# UniPhoxx Ice



## Alfred E.M. (Jul 5, 2014)

*I was admittedly slow to come on board with this model, but a couple of vids by Dan Ambrosius persuaded me. All of the accolades are true and then some (take a bow Matt). At an inch shorter than a Scout, it fulfills my current size preferences and visually, it's simply a delight. Wish I could afford a few more of these bc many of the colors give me the wants, opaque red for example.*

*The plan is to make a dedicated 5/16 shooter with tapered TTF flats but I'm not locked into anything yet.*

*One caveat - don't believe their 5 day delivery claim - from the U.K. to Vegas took 6 days. TSK! *  

https://www.waspslingshots.co.uk/product-page/translucent-range-uniphoxx-slingshot-frame


----------



## Abenso (Apr 28, 2017)

I love my uniphoxx, lots of banding options and pretty comfy for a pinch grip

Sent from my SM-S920L using Tapatalk


----------



## KawKan (May 11, 2013)

I got the same shooter from Dan.

Great small frame!

Mine is banded up TTF for 3/8 steel.


----------



## oldmiser (Jan 22, 2014)

Those are some sweet looking shooter's... I will have to give it some thought about getting any more shooters.....
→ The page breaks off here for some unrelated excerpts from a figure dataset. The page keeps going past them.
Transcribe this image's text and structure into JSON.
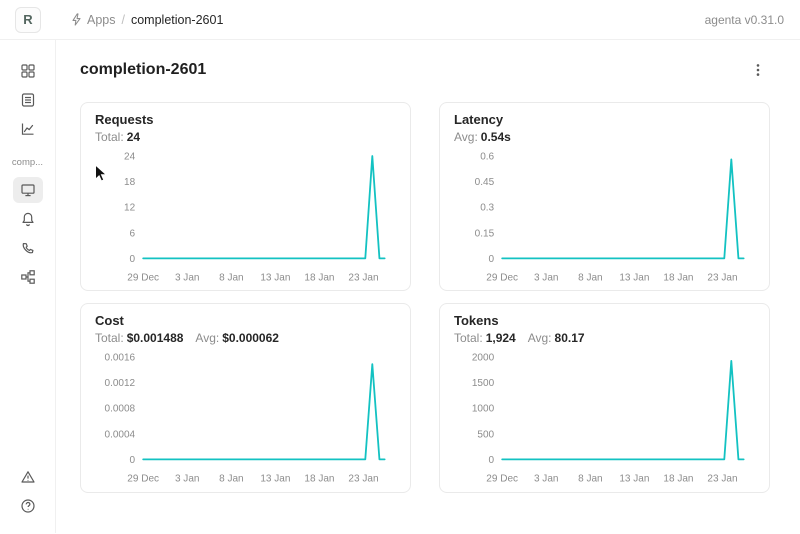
{
  "header": {
    "logo_letter": "R",
    "breadcrumb": {
      "apps": "Apps",
      "separator": "/",
      "current": "completion-2601"
    },
    "version": "agenta v0.31.0"
  },
  "sidebar": {
    "app_label": "comp...",
    "top_icons": [
      "dashboard-grid",
      "list",
      "line-chart"
    ],
    "app_icons": [
      "desktop",
      "bell",
      "phone",
      "tree"
    ],
    "bottom_icons": [
      "alert-triangle",
      "question-circle"
    ]
  },
  "page": {
    "title": "completion-2601"
  },
  "colors": {
    "accent": "#13c2c2",
    "text_muted": "#8c8c8c",
    "border": "#eaeaea"
  },
  "chart_data": [
    {
      "type": "line",
      "title": "Requests",
      "stats": [
        {
          "label": "Total:",
          "value": "24"
        }
      ],
      "color": "#13c2c2",
      "x_tick_labels": [
        "29 Dec",
        "3 Jan",
        "8 Jan",
        "13 Jan",
        "18 Jan",
        "23 Jan"
      ],
      "x_tick_positions": [
        0,
        5,
        10,
        15,
        20,
        25
      ],
      "x_domain": [
        0,
        28
      ],
      "yticks": [
        0,
        6,
        12,
        18,
        24
      ],
      "ytick_labels": [
        "0",
        "6",
        "12",
        "18",
        "24"
      ],
      "ylim": [
        0,
        24
      ],
      "x": [
        0,
        25.2,
        26,
        26.8,
        27.4
      ],
      "y": [
        0,
        0,
        24,
        0,
        0
      ]
    },
    {
      "type": "line",
      "title": "Latency",
      "stats": [
        {
          "label": "Avg:",
          "value": "0.54s"
        }
      ],
      "color": "#13c2c2",
      "x_tick_labels": [
        "29 Dec",
        "3 Jan",
        "8 Jan",
        "13 Jan",
        "18 Jan",
        "23 Jan"
      ],
      "x_tick_positions": [
        0,
        5,
        10,
        15,
        20,
        25
      ],
      "x_domain": [
        0,
        28
      ],
      "yticks": [
        0,
        0.15,
        0.3,
        0.45,
        0.6
      ],
      "ytick_labels": [
        "0",
        "0.15",
        "0.3",
        "0.45",
        "0.6"
      ],
      "ylim": [
        0,
        0.6
      ],
      "x": [
        0,
        25.2,
        26,
        26.8,
        27.4
      ],
      "y": [
        0,
        0,
        0.58,
        0,
        0
      ]
    },
    {
      "type": "line",
      "title": "Cost",
      "stats": [
        {
          "label": "Total:",
          "value": "$0.001488"
        },
        {
          "label": "Avg:",
          "value": "$0.000062"
        }
      ],
      "color": "#13c2c2",
      "x_tick_labels": [
        "29 Dec",
        "3 Jan",
        "8 Jan",
        "13 Jan",
        "18 Jan",
        "23 Jan"
      ],
      "x_tick_positions": [
        0,
        5,
        10,
        15,
        20,
        25
      ],
      "x_domain": [
        0,
        28
      ],
      "yticks": [
        0,
        0.0004,
        0.0008,
        0.0012,
        0.0016
      ],
      "ytick_labels": [
        "0",
        "0.0004",
        "0.0008",
        "0.0012",
        "0.0016"
      ],
      "ylim": [
        0,
        0.0016
      ],
      "x": [
        0,
        25.2,
        26,
        26.8,
        27.4
      ],
      "y": [
        0,
        0,
        0.001488,
        0,
        0
      ]
    },
    {
      "type": "line",
      "title": "Tokens",
      "stats": [
        {
          "label": "Total:",
          "value": "1,924"
        },
        {
          "label": "Avg:",
          "value": "80.17"
        }
      ],
      "color": "#13c2c2",
      "x_tick_labels": [
        "29 Dec",
        "3 Jan",
        "8 Jan",
        "13 Jan",
        "18 Jan",
        "23 Jan"
      ],
      "x_tick_positions": [
        0,
        5,
        10,
        15,
        20,
        25
      ],
      "x_domain": [
        0,
        28
      ],
      "yticks": [
        0,
        500,
        1000,
        1500,
        2000
      ],
      "ytick_labels": [
        "0",
        "500",
        "1000",
        "1500",
        "2000"
      ],
      "ylim": [
        0,
        2000
      ],
      "x": [
        0,
        25.2,
        26,
        26.8,
        27.4
      ],
      "y": [
        0,
        0,
        1924,
        0,
        0
      ]
    }
  ]
}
Just have too many now that are sitting on the shelf..not being used.....at present time I am rotation between 2 shooters...

For my application..I do much better shooting with just 1 shooter & staying with that one....


----------



## mattwalt (Jan 5, 2017)

If these were available when I looked to get back into slingshots 3-4 years ago - I would have been shooting 3 years longer by now.

If you live in the UK - there really is no excuse - get one a month. The quality at the price point is astounding.


----------